PARTE 3
La operación que no debía ocurrir
Clara entró a quirófano a las 3:24.
El cirujano principal, Dr. Mateo Ríos, tenía las manos firmes pero el rostro tenso.
—Presión bajando.
—Sangrado abdominal.
—Preparar transfusión.
—Necesitamos autorización familiar.
La enfermera lo miró como si quisiera golpearlo.
—El dueño del hospital dijo que operemos.
—El dueño no firma consentimiento médico.
Desde la puerta del quirófano, Leonardo respondió:
—Yo no. Ella sí.
El cirujano giró.
Leonardo había entrado con un documento firmado por Clara horas antes.
No era un consentimiento quirúrgico.
Era una denuncia notariada.
Clara había acudido a una notaría esa tarde para declarar que si sufría un accidente, la responsable era su familia adoptiva.
El documento incluía una instrucción médica:
“Autorizo intervención de emergencia en caso de incapacidad.”
El Dr.
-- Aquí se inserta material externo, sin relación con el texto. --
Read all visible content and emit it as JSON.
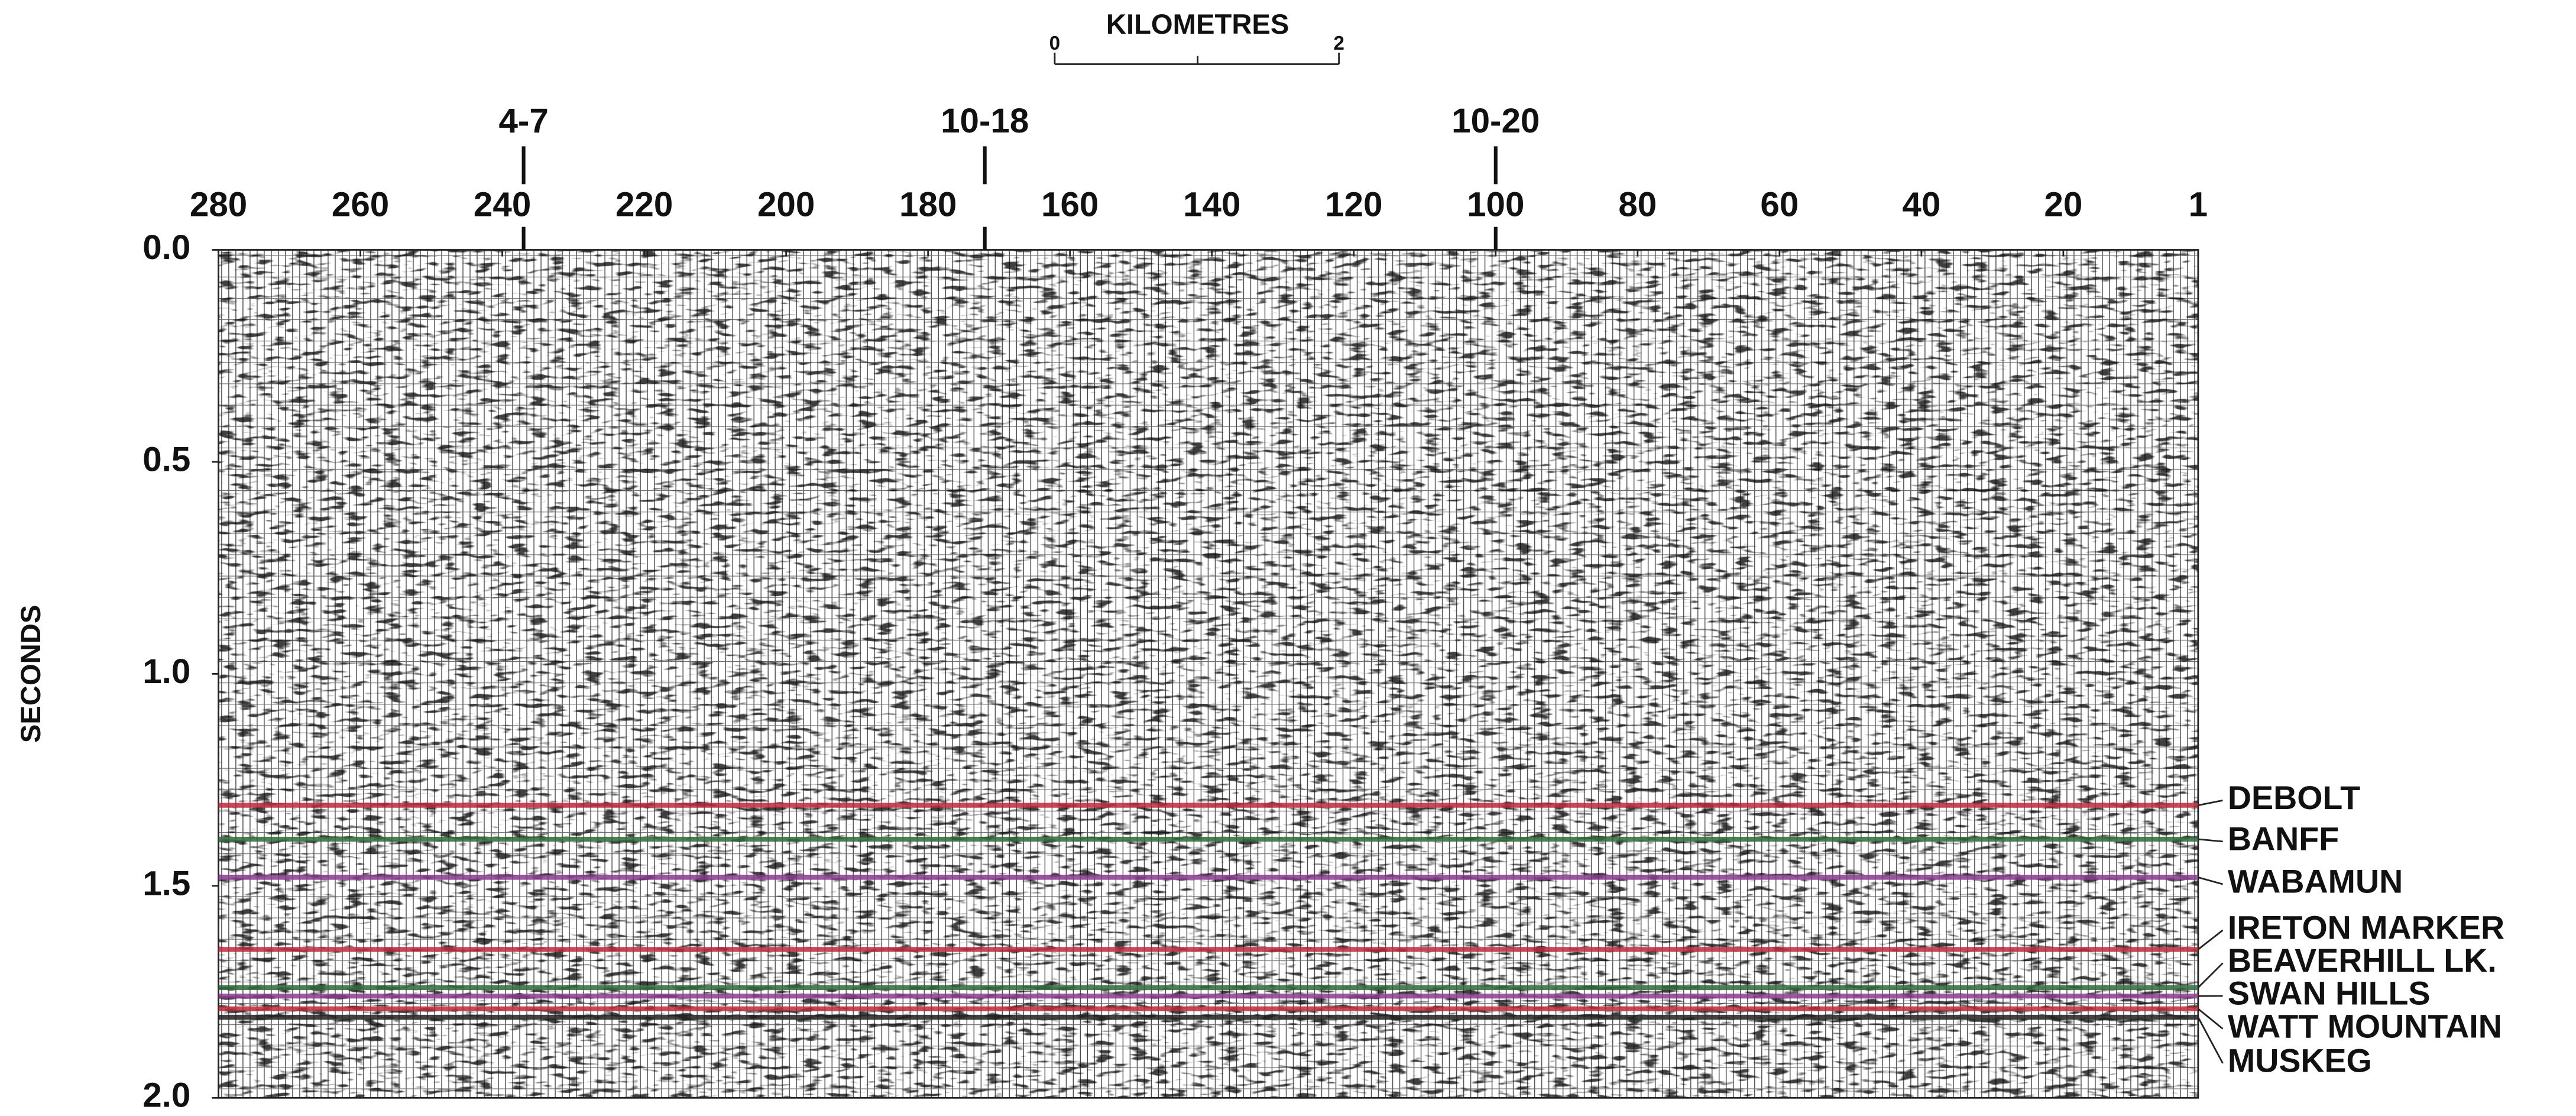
{
  "chart_data": {
    "type": "seismic",
    "scale_bar": {
      "label": "KILOMETRES",
      "ticks": [
        0,
        2
      ]
    },
    "y_label": "SECONDS",
    "xlim": [
      280,
      1
    ],
    "xticks": [
      280,
      260,
      240,
      220,
      200,
      180,
      160,
      140,
      120,
      100,
      80,
      60,
      40,
      20,
      1
    ],
    "ylim": [
      0,
      2
    ],
    "yticks": [
      {
        "value": 0,
        "label": "0.0"
      },
      0.5,
      {
        "value": 1,
        "label": "1.0"
      },
      1.5,
      {
        "value": 2,
        "label": "2.0"
      }
    ],
    "wells": [
      {
        "name": "4-7",
        "trace": 237
      },
      {
        "name": "10-18",
        "trace": 172
      },
      {
        "name": "10-20",
        "trace": 100
      }
    ],
    "horizons": [
      {
        "name": "DEBOLT",
        "time": 1.31,
        "color": "#c0283a"
      },
      {
        "name": "BANFF",
        "time": 1.39,
        "color": "#2f6b3a"
      },
      {
        "name": "WABAMUN",
        "time": 1.48,
        "color": "#8a3a8f"
      },
      {
        "name": "IRETON MARKER",
        "time": 1.65,
        "color": "#c0283a"
      },
      {
        "name": "BEAVERHILL LK.",
        "time": 1.74,
        "color": "#2f6b3a"
      },
      {
        "name": "SWAN HILLS",
        "time": 1.76,
        "color": "#8a3a8f"
      },
      {
        "name": "WATT MOUNTAIN",
        "time": 1.79,
        "color": "#c0283a"
      },
      {
        "name": "MUSKEG",
        "time": 1.81,
        "color": "#222222"
      }
    ]
  }
}
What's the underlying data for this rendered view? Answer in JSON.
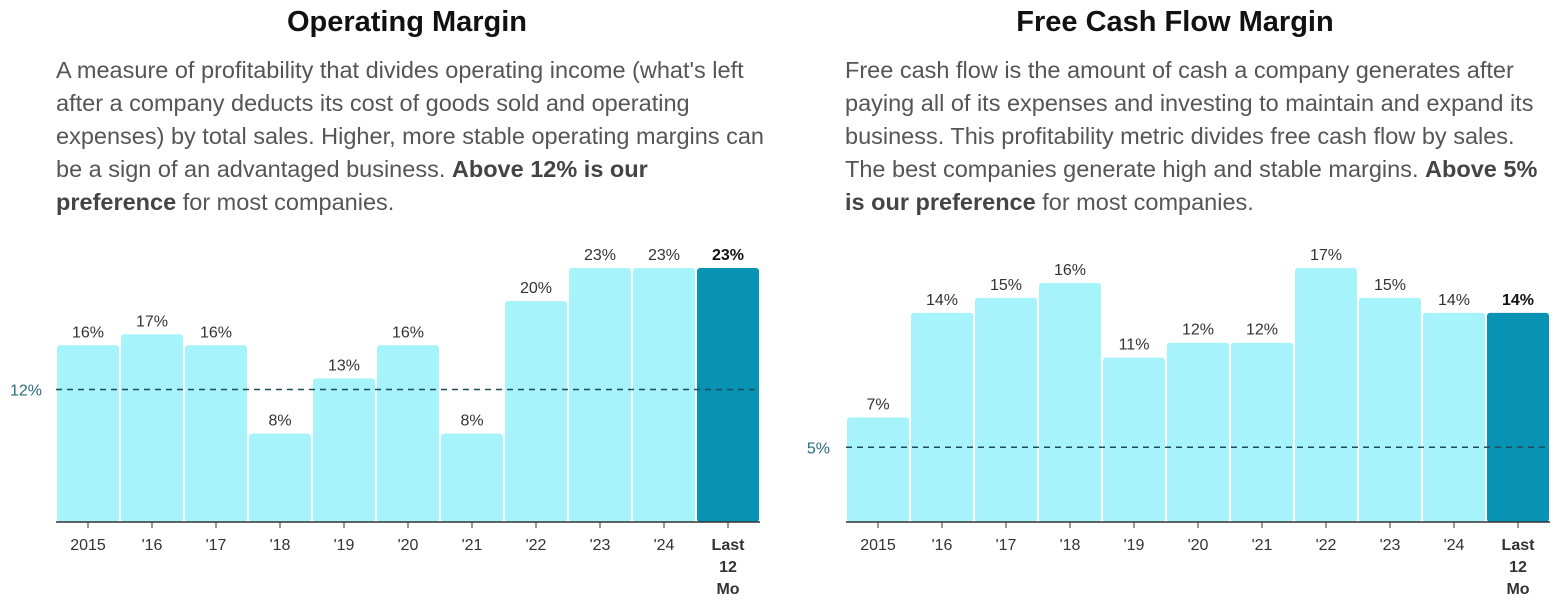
{
  "colors": {
    "bar": "#a7f3fb",
    "highlight": "#0892b3",
    "ref_line": "#1e4c5a",
    "ref_label": "#2a6b80",
    "axis": "#333333",
    "text": "#333333"
  },
  "panels": [
    {
      "title": "Operating Margin",
      "desc_pre": "A measure of profitability that divides operating income (what's left after a company deducts its cost of goods sold and operating expenses) by total sales. Higher, more stable operating margins can be a sign of an advantaged business. ",
      "desc_bold": "Above 12% is our preference",
      "desc_post": " for most companies."
    },
    {
      "title": "Free Cash Flow Margin",
      "desc_pre": "Free cash flow is the amount of cash a company generates after paying all of its expenses and investing to maintain and expand its business. This profitability metric divides free cash flow by sales. The best companies generate high and stable margins. ",
      "desc_bold": "Above 5% is our preference",
      "desc_post": " for most companies."
    }
  ],
  "chart_data": [
    {
      "type": "bar",
      "title": "Operating Margin",
      "categories": [
        "2015",
        "'16",
        "'17",
        "'18",
        "'19",
        "'20",
        "'21",
        "'22",
        "'23",
        "'24",
        "Last 12 Mo"
      ],
      "values": [
        16,
        17,
        16,
        8,
        13,
        16,
        8,
        20,
        23,
        23,
        23
      ],
      "labels": [
        "16%",
        "17%",
        "16%",
        "8%",
        "13%",
        "16%",
        "8%",
        "20%",
        "23%",
        "23%",
        "23%"
      ],
      "highlight_index": 10,
      "reference": {
        "value": 12,
        "label": "12%"
      },
      "grid": false,
      "ylim": [
        0,
        23
      ]
    },
    {
      "type": "bar",
      "title": "Free Cash Flow Margin",
      "categories": [
        "2015",
        "'16",
        "'17",
        "'18",
        "'19",
        "'20",
        "'21",
        "'22",
        "'23",
        "'24",
        "Last 12 Mo"
      ],
      "values": [
        7,
        14,
        15,
        16,
        11,
        12,
        12,
        17,
        15,
        14,
        14
      ],
      "labels": [
        "7%",
        "14%",
        "15%",
        "16%",
        "11%",
        "12%",
        "12%",
        "17%",
        "15%",
        "14%",
        "14%"
      ],
      "highlight_index": 10,
      "reference": {
        "value": 5,
        "label": "5%"
      },
      "grid": false,
      "ylim": [
        0,
        17
      ]
    }
  ]
}
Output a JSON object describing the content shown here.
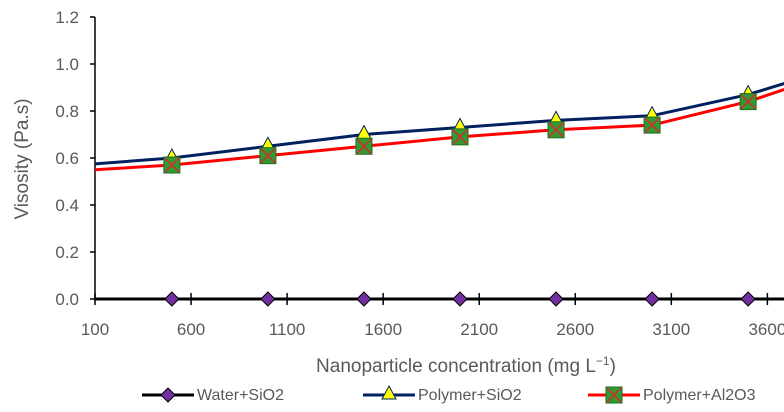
{
  "chart_data": {
    "type": "line",
    "title": "",
    "xlabel": "Nanoparticle concentration (mg L",
    "xlabel_sup": "−1",
    "xlabel_end": ")",
    "ylabel": "Visosity (Pa.s)",
    "xlim": [
      100,
      3900
    ],
    "ylim": [
      0.0,
      1.2
    ],
    "xticks": [
      "100",
      "600",
      "1100",
      "1600",
      "2100",
      "2600",
      "3100",
      "3600"
    ],
    "yticks": [
      "0.0",
      "0.2",
      "0.4",
      "0.6",
      "0.8",
      "1.0",
      "1.2"
    ],
    "grid": false,
    "legend_position": "bottom",
    "series": [
      {
        "name": "Water+SiO2",
        "color": "#000000",
        "marker": "diamond",
        "marker_color": "#7030a0",
        "line_points": {
          "x": [
            100,
            3900
          ],
          "y": [
            0.0,
            0.0
          ]
        },
        "markers": {
          "x": [
            500,
            1000,
            1500,
            2000,
            2500,
            3000,
            3500
          ],
          "y": [
            0.0,
            0.0,
            0.0,
            0.0,
            0.0,
            0.0,
            0.0
          ]
        }
      },
      {
        "name": "Polymer+SiO2",
        "color": "#002060",
        "marker": "triangle",
        "marker_color": "#ffff00",
        "line_points": {
          "x": [
            100,
            500,
            1000,
            1500,
            2000,
            2500,
            3000,
            3500,
            3900
          ],
          "y": [
            0.575,
            0.6,
            0.65,
            0.7,
            0.73,
            0.76,
            0.78,
            0.87,
            0.97
          ]
        },
        "markers": {
          "x": [
            500,
            1000,
            1500,
            2000,
            2500,
            3000,
            3500
          ],
          "y": [
            0.6,
            0.65,
            0.7,
            0.73,
            0.76,
            0.78,
            0.87
          ]
        }
      },
      {
        "name": "Polymer+Al2O3",
        "color": "#ff0000",
        "marker": "x-square",
        "marker_color": "#339933",
        "line_points": {
          "x": [
            100,
            500,
            1000,
            1500,
            2000,
            2500,
            3000,
            3500,
            3900
          ],
          "y": [
            0.55,
            0.57,
            0.61,
            0.65,
            0.69,
            0.72,
            0.74,
            0.84,
            0.95
          ]
        },
        "markers": {
          "x": [
            500,
            1000,
            1500,
            2000,
            2500,
            3000,
            3500
          ],
          "y": [
            0.57,
            0.61,
            0.65,
            0.69,
            0.72,
            0.74,
            0.84
          ]
        }
      }
    ]
  }
}
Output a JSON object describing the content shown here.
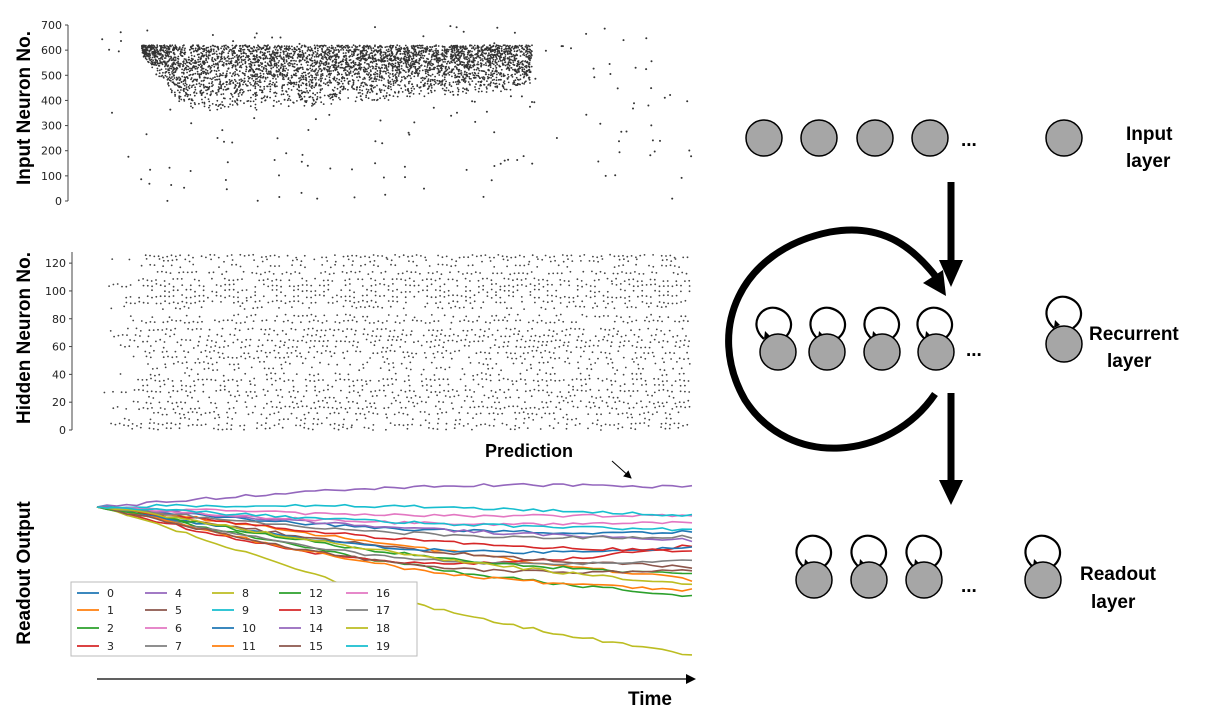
{
  "raster_input": {
    "ylabel": "Input Neuron No.",
    "yticks": [
      "0",
      "100",
      "200",
      "300",
      "400",
      "500",
      "600",
      "700"
    ],
    "ylim": [
      0,
      700
    ]
  },
  "raster_hidden": {
    "ylabel": "Hidden Neuron No.",
    "yticks": [
      "0",
      "20",
      "40",
      "60",
      "80",
      "100",
      "120"
    ],
    "ylim": [
      0,
      128
    ]
  },
  "readout": {
    "ylabel": "Readout Output",
    "annotation": "Prediction",
    "legend": [
      "0",
      "1",
      "2",
      "3",
      "4",
      "5",
      "6",
      "7",
      "8",
      "9",
      "10",
      "11",
      "12",
      "13",
      "14",
      "15",
      "16",
      "17",
      "18",
      "19"
    ],
    "colors": [
      "#1f77b4",
      "#ff7f0e",
      "#2ca02c",
      "#d62728",
      "#9467bd",
      "#8c564b",
      "#e377c2",
      "#7f7f7f",
      "#bcbd22",
      "#17becf",
      "#1f77b4",
      "#ff7f0e",
      "#2ca02c",
      "#d62728",
      "#9467bd",
      "#8c564b",
      "#e377c2",
      "#7f7f7f",
      "#bcbd22",
      "#17becf"
    ]
  },
  "time_axis": {
    "label": "Time"
  },
  "architecture": {
    "input_label_line1": "Input",
    "input_label_line2": "layer",
    "recurrent_label_line1": "Recurrent",
    "recurrent_label_line2": "layer",
    "readout_label_line1": "Readout",
    "readout_label_line2": "layer",
    "ellipsis": "...",
    "node_fill": "#a6a6a6"
  },
  "chart_data": [
    {
      "type": "scatter",
      "ylabel": "Input Neuron No.",
      "ylim": [
        0,
        700
      ],
      "y_ticks": [
        0,
        100,
        200,
        300,
        400,
        500,
        600,
        700
      ],
      "series": [
        {
          "points": []
        }
      ]
    },
    {
      "type": "scatter",
      "ylabel": "Hidden Neuron No.",
      "ylim": [
        0,
        128
      ],
      "y_ticks": [
        0,
        20,
        40,
        60,
        80,
        100,
        120
      ],
      "series": [
        {
          "points": []
        }
      ]
    },
    {
      "type": "line",
      "ylabel": "Readout Output",
      "xlabel": "Time",
      "annotation": "Prediction",
      "series": [
        {
          "name": "0"
        },
        {
          "name": "1"
        },
        {
          "name": "2"
        },
        {
          "name": "3"
        },
        {
          "name": "4"
        },
        {
          "name": "5"
        },
        {
          "name": "6"
        },
        {
          "name": "7"
        },
        {
          "name": "8"
        },
        {
          "name": "9"
        },
        {
          "name": "10"
        },
        {
          "name": "11"
        },
        {
          "name": "12"
        },
        {
          "name": "13"
        },
        {
          "name": "14"
        },
        {
          "name": "15"
        },
        {
          "name": "16"
        },
        {
          "name": "17"
        },
        {
          "name": "18"
        },
        {
          "name": "19"
        }
      ],
      "legend": "lower-left"
    }
  ]
}
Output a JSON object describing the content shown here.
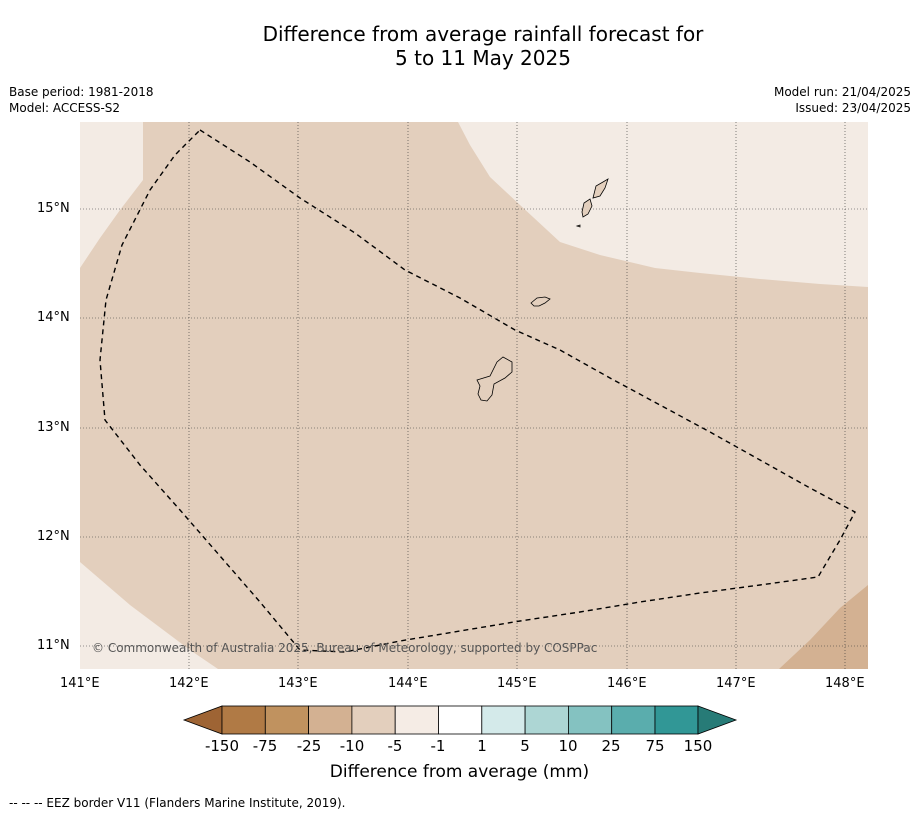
{
  "title": {
    "line1": "Difference from average rainfall forecast for",
    "line2": "5 to 11 May 2025"
  },
  "meta_left": {
    "base_period": "Base period: 1981-2018",
    "model": "Model: ACCESS-S2"
  },
  "meta_right": {
    "model_run": "Model run: 21/04/2025",
    "issued": "Issued: 23/04/2025"
  },
  "copyright": "© Commonwealth of Australia 2025, Bureau of Meteorology, supported by COSPPac",
  "map": {
    "lon_labels": [
      "141°E",
      "142°E",
      "143°E",
      "144°E",
      "145°E",
      "146°E",
      "147°E",
      "148°E"
    ],
    "lat_labels": [
      "15°N",
      "14°N",
      "13°N",
      "12°N",
      "11°N"
    ],
    "lon_range": [
      141,
      148.2
    ],
    "lat_range": [
      10.8,
      15.8
    ]
  },
  "colorbar": {
    "ticks": [
      "-150",
      "-75",
      "-25",
      "-10",
      "-5",
      "-1",
      "1",
      "5",
      "10",
      "25",
      "75",
      "150"
    ],
    "colors": [
      "#9e6434",
      "#b07a45",
      "#c0925f",
      "#d3b192",
      "#e3cfbd",
      "#f5ece5",
      "#ffffff",
      "#d4eaea",
      "#add6d4",
      "#84c2c1",
      "#5aadad",
      "#319796",
      "#277b77"
    ],
    "label": "Difference from average (mm)"
  },
  "footnote": "--  --  -- EEZ border V11 (Flanders Marine Institute, 2019)."
}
Mateo tragó saliva.
—¿Cómo obtuvo eso?
Leonardo respondió:
—Ella lo envió a tres correos antes de que la empujaran.
La enfermera murmuró:
—Entonces sabía.
Leonardo miró a Clara, inconsciente en la mesa.
—Sabía que iban a intentarlo. No sabía cuándo.
La cirugía empezó.
Afuera, Verónica llamó a abogados.
Daniela lloró sin lágrimas.
La directora Valverde intentó borrar registros.
No llegó lejos.
El equipo de Leonardo ya estaba dentro del sistema.
Cada archivo copiado.
Cada acceso bloqueado.
Cada cámara duplicada.
Cada llamada registrada.
A las 4:02, Leonardo recibió otro mensaje anónimo:
“Ella no cayó sola. Busque el video del puente.”
A las 4:10, el equipo encontró una cámara de tráfico.
Imagen borrosa.
Puente San Gabriel.
Clara discutiendo con Daniela.
Verónica dentro de un coche negro.
Un hombre alto, abogado de la familia, entregando documentos.
Clara negándose a firmar.
Daniela empujándola.
Verónica mirando.
Nadie corriendo a ayudar.
Leonardo vio el video una vez.
Luego otra.
No cambió de expresión.
Pero cuando habló, su voz sonó más baja.
—Congelen las cuentas de la familia Salvatierra vinculadas al fideicomiso Altamirano.
Su abogado respondió:
—Necesitamos orden.
—Consíguela.
—Eso tarda.
Leonardo miró hacia el quirófano.
—Entonces corre.
A las 4:38, Clara sufrió paro.
El monitor gritó.
La enfermera salió corriendo por sangre.
Verónica sonrió un segundo.
Leonardo la vio.
No dijo nada.
Solo añadió su nombre a otra lista.
No la de sospechosos.
La de personas que no volverían a dormir tranquilas.